Dans cette section de la base de vie logeaient uniquement des Algériens, environ une cinquantaine de personnes travaillant comme chauffeurs, agents de sécurité ou commis de cuisine. Moi je suis chauffeur pour une équipe de techniciens de sonde de BP.
L’électricité a été coupée dès le début de la prise d’otages là où nous étions. Et de là où nous nous trouvions, nous ne pouvions rien voir car notre baraquement était séparé par un grillage de la partie de la base qui était contrôlée par les terroristes et où se trouvaient un grand nombre d’employés étrangers mais aussi algériens.
Seules quelques bribes d’informations nous parvenaient de ce baraquement au début grâce à nos talkie-walkie. Mais après un bref moment, les communications ont été interrompues. Et nous sommes restés coupés du monde extérieur.
"Un employé philippin et deux Turcs ont réussi à fuir l’unité contrôlée par les terroristes en cisaillant un grillage"
Crédit : Kjetil Alsvik / Statoil. Photo non datée.
Nous avions très peur mes collègues et moi. Mais certains ont eu le courage de se déplacer à la cuisine - qui se trouvait à quelques mètres - pour aller chercher de l’eau et de quoi manger. Il nous ont ensuite distribué ces vivres dans nos cachettes. À la tombée de la nuit, certains de mes collègues ont regagné leurs baraques pour y dormir, mais personnellement j’ai passé la nuit sous ma cabane, la peur au ventre.

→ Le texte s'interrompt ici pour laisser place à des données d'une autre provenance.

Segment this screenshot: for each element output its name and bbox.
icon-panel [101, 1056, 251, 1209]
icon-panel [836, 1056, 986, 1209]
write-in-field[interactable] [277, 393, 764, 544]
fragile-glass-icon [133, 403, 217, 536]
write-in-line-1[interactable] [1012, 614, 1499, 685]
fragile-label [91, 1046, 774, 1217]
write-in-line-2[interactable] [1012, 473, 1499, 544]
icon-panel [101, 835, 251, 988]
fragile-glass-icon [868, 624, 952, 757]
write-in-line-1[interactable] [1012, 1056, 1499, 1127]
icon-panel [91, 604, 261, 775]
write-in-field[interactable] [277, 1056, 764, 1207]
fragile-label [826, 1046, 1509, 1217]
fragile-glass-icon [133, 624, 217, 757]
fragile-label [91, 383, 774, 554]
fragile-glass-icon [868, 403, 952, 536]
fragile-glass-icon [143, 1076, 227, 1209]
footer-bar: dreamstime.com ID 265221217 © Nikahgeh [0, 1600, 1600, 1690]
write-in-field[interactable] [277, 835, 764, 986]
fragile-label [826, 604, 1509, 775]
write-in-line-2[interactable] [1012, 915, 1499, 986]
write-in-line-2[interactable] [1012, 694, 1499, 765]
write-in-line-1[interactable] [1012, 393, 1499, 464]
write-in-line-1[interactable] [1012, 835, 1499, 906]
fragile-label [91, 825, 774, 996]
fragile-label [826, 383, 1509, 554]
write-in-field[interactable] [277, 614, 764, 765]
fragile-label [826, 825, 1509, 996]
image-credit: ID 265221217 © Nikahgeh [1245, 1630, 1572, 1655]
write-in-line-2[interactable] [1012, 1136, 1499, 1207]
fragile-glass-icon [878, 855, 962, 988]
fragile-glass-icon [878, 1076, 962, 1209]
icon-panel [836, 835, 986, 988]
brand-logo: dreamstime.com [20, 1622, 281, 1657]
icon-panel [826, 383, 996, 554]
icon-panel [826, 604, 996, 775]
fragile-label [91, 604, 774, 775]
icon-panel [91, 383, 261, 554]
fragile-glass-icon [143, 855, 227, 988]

Un employé philippin et deux Turcs ont réussi à fuir l’unité contrôlée par les terroristes en cisaillant un grillage. Nous les avons caché et rassuré, ils étaient effrayés.
C’est vers 13 heures hier qu’ont commencé les premiers accrochages entre l’armée algérienne et les terroristes. Malgré la peur, dès le début des tirs nous avons décidé de tenter notre chance. Alors que retentissaient des tirs nourris, nous avons coupé les grillages avec des pinces Monseigneur et nous sommes sortis tous ensemble en courant. Nous étions une cinquantaine accompagnés de trois employés étrangers. Nous avons été accueillis par les brigades des forces spéciales qui se trouvaient à quelques dizaines de mètres de la base. En sortant, je ne me suis pas retourné. La seule chose que j’ai vu, c’était un avion qui survolait le site.
L’armée nous a fouillé et interrogé, puis nous a livré aux éléments de la gendarmerie qui nous ont évacué vers l’aéroport d’In Amenas.